Dans Zabiba et le Roi, Saddam Hussein semblait anticiper les printemps arabes. S’il avait toujours été au pouvoir en 2011, pensez-vous qu’il aurait réformé son régime avant d’être renversé par un soulèvement populaire ? 

Si la communauté internationale avait levé l’embargo, le régime aurait pu mener les réformes nécessaires, car les moyens financiers étaient là, la stabilité aussi. Mais avec la deuxième guerre du Golfe, plus d’un million de cadres ont fui le pays pour se réfugier au Yémen, en Syrie... Avec eux, le pays aurait pu se développer. A la fin de la première guerre du Golfe, tout le pays était détruit : les routes, les ponts, les usines… Tout a été reconstruit en six mois. Aujourd’hui, c’est très difficile de reconstruire le pays sans eux. Au bout de dix ans, l’électricité n’a toujours pas été rétablie. Habiter dans des immeubles en béton sans air conditionné, vu le climat, c’est invivable.

Vous critiquez The Dictator, film parodique de l’humoriste anglais Sacha Baron Cohen, librement inspiré de Zabiba et le Roi. Que lui reprochez-vous ? 

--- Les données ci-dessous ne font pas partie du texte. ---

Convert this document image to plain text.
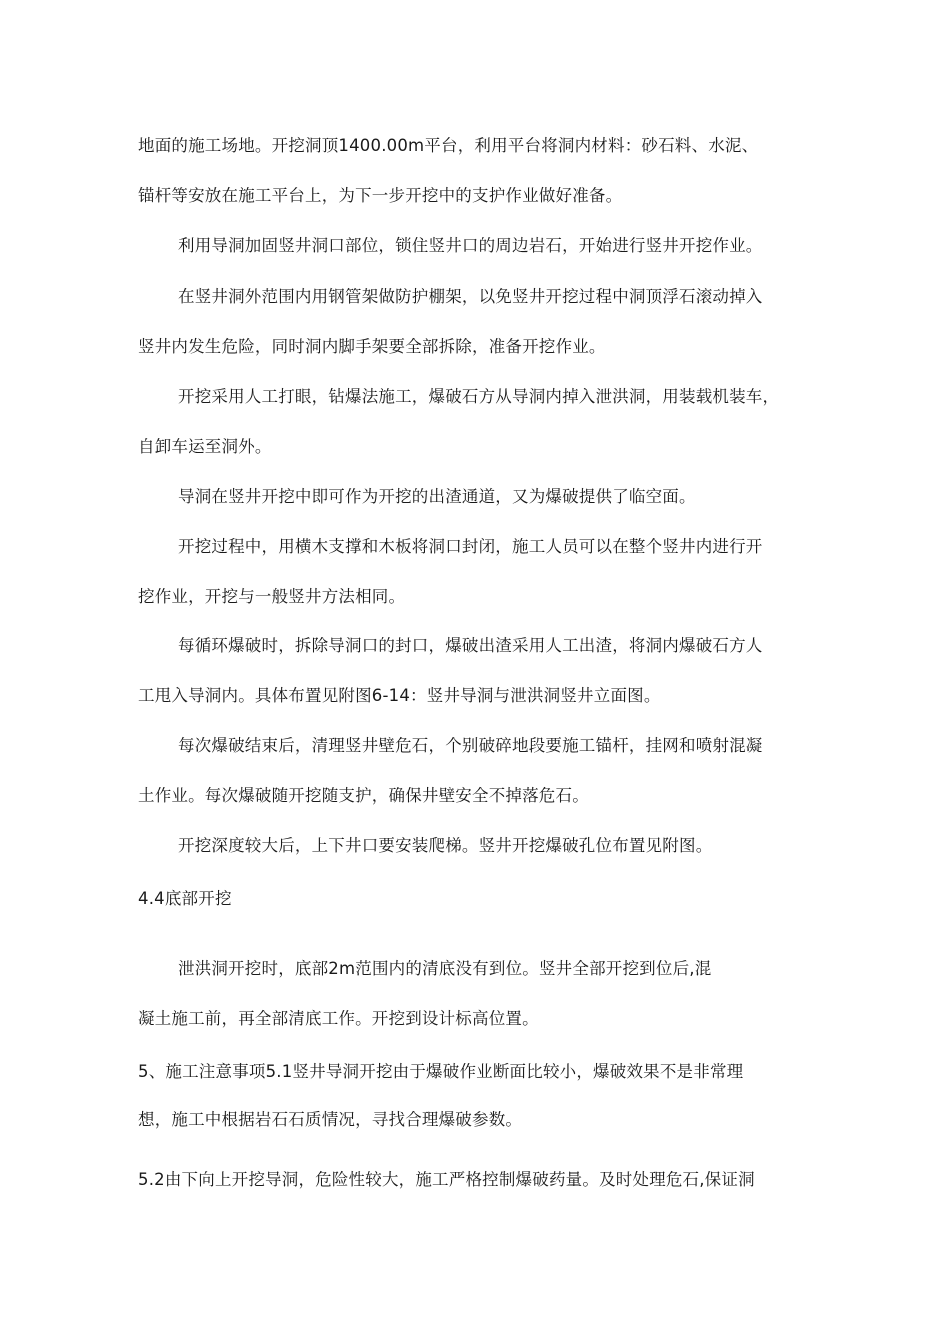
地面的施工场地。开挖洞顶1400.00m平台，利用平台将洞内材料：砂石料、水泥、
锚杆等安放在施工平台上，为下一步开挖中的支护作业做好准备。
利用导洞加固竖井洞口部位，锁住竖井口的周边岩石，开始进行竖井开挖作业。
在竖井洞外范围内用钢管架做防护棚架，以免竖井开挖过程中洞顶浮石滚动掉入
竖井内发生危险，同时洞内脚手架要全部拆除，准备开挖作业。
开挖采用人工打眼，钻爆法施工，爆破石方从导洞内掉入泄洪洞，用装载机装车，
自卸车运至洞外。
导洞在竖井开挖中即可作为开挖的出渣通道，又为爆破提供了临空面。
开挖过程中，用横木支撑和木板将洞口封闭，施工人员可以在整个竖井内进行开
挖作业，开挖与一般竖井方法相同。
每循环爆破时，拆除导洞口的封口，爆破出渣采用人工出渣，将洞内爆破石方人
工甩入导洞内。具体布置见附图6-14：竖井导洞与泄洪洞竖井立面图。
每次爆破结束后，清理竖井壁危石，个别破碎地段要施工锚杆，挂网和喷射混凝
土作业。每次爆破随开挖随支护，确保井壁安全不掉落危石。
开挖深度较大后，上下井口要安装爬梯。竖井开挖爆破孔位布置见附图。
4.4底部开挖
泄洪洞开挖时，底部2m范围内的清底没有到位。竖井全部开挖到位后,混
凝土施工前，再全部清底工作。开挖到设计标高位置。
5、施工注意事项5.1竖井导洞开挖由于爆破作业断面比较小，爆破效果不是非常理
想，施工中根据岩石石质情况，寻找合理爆破参数。
5.2由下向上开挖导洞，危险性较大，施工严格控制爆破药量。及时处理危石,保证洞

Sacha Baron Cohen est un spécialiste du burlesque. Il s’est servi du livre, ça lui a donné une idée, et il en a fait ce qu’il en voulait. Il avait déjà commencé à tourner quand il y a eu la chute de Kadhafi. Pour attirer le plus de spectateurs possibles, il a décidé de coller à l’actualité en rajoutant des références à Kadhafi. Le problème, c’est que le film ne montre que l’aspect diabolique, le côté dictateur du personnage. Dans le conte, le roi est convaincu par une jeune fille d’instaurer la démocratie, ce qui arrive à la fin du livre. Ce n’est pas du tout ce qui se passe dans le film. Mais Baron Cohen reste un grand cinéaste.